The most important part of the speech:

Despite the deep reforms we are making, traders and speculators have forced interest rates on Greek bonds to record highs.

Many believe there have been malicious rumours, endlessly repeated and tactically amplified, that have been used to manipulate normal market terms for our bonds.

Partly as a result, Greece currently has to borrow at rates almost twice as high as other EU countries. So when we borrow 5 billion euros for five years, we must pay about 725 million euros more in interest than Germany does.

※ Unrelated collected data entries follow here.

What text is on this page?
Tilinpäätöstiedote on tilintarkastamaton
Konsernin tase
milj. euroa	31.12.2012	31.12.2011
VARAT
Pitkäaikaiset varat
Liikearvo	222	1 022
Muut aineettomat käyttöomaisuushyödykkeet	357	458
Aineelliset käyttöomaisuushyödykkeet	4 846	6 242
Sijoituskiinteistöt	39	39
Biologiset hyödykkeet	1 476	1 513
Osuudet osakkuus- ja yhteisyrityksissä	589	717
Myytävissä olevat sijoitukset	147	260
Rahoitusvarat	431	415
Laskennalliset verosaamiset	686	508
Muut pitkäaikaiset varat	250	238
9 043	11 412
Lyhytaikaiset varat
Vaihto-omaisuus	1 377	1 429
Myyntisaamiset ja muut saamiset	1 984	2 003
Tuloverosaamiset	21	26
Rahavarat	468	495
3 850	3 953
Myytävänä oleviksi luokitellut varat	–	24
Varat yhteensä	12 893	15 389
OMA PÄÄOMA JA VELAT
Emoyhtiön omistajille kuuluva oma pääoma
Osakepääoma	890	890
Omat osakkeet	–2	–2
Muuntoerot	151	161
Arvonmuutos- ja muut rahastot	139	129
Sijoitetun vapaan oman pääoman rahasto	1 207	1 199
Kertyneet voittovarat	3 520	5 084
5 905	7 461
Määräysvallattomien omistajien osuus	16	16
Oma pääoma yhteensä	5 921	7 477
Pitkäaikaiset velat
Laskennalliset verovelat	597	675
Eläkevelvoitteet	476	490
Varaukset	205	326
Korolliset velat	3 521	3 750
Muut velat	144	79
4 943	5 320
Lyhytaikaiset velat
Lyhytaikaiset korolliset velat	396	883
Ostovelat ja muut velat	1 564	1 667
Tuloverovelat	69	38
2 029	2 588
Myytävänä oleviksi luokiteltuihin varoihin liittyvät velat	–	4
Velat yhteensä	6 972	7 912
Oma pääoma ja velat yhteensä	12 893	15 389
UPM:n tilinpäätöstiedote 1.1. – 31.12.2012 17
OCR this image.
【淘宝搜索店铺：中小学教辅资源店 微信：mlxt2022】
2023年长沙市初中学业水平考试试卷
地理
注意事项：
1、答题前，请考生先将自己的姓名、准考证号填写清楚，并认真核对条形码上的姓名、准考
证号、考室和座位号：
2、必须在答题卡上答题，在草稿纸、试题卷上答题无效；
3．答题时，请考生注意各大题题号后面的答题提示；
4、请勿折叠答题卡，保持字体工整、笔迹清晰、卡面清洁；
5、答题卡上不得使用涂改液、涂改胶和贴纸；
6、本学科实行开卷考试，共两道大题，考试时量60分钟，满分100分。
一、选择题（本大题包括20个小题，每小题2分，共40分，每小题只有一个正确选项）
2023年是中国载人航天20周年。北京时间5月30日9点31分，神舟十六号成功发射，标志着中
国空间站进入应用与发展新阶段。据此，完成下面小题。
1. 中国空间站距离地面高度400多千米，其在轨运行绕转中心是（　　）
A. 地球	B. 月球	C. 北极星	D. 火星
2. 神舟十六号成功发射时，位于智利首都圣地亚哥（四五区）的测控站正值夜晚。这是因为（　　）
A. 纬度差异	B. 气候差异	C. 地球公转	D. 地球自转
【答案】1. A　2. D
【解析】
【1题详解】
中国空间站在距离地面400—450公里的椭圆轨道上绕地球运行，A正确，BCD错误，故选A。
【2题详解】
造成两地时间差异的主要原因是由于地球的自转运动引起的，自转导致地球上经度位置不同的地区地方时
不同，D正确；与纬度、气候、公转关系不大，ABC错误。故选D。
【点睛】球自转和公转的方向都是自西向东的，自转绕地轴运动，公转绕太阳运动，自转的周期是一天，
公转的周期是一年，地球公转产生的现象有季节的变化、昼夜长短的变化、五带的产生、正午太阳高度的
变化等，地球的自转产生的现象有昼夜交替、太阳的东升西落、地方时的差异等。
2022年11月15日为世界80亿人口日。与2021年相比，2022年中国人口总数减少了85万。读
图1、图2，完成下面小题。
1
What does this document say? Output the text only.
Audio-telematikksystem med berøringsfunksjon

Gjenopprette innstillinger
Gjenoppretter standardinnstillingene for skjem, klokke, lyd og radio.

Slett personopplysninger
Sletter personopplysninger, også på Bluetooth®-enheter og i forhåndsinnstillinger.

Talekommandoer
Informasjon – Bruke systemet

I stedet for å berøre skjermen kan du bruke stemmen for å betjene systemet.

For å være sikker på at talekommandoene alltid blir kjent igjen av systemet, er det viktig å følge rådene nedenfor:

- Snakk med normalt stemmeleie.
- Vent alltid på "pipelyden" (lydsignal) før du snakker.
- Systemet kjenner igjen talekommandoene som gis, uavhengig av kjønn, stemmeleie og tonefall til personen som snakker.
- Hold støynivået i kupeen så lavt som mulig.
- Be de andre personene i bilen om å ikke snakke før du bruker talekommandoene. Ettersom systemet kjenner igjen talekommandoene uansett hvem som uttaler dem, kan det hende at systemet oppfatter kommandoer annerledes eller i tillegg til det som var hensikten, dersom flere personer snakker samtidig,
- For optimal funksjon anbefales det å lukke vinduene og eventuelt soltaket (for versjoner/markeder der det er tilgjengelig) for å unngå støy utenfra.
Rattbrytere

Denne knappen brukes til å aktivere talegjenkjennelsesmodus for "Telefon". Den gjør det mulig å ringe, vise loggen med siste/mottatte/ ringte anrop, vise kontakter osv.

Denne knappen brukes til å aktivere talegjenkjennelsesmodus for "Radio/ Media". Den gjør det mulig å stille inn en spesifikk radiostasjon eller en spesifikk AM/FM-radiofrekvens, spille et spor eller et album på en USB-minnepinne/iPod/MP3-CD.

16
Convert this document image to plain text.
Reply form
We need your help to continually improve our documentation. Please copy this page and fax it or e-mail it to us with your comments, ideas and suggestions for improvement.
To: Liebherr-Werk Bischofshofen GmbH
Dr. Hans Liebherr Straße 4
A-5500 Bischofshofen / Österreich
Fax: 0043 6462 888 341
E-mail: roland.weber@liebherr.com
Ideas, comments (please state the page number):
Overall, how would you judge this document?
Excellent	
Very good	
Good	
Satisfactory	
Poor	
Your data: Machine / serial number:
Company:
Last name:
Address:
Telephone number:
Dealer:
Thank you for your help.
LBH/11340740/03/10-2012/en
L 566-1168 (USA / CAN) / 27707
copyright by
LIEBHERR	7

Of course you have to pay higher rates, George! Just like a bankrupt state like California must pay higher rates than other states or the USA as a whole. That's not a result of "speculators" or "bond vigilantes." If anyone was "speculating," it was those lending money to Greece at the same rates that Germany was borrowing at despite a good decade or two of Greek accounting fraud.

(To clarify below, Germany and Greece were never the same credit, but investors in their giddiness lent them money with that implicit backing in mind.)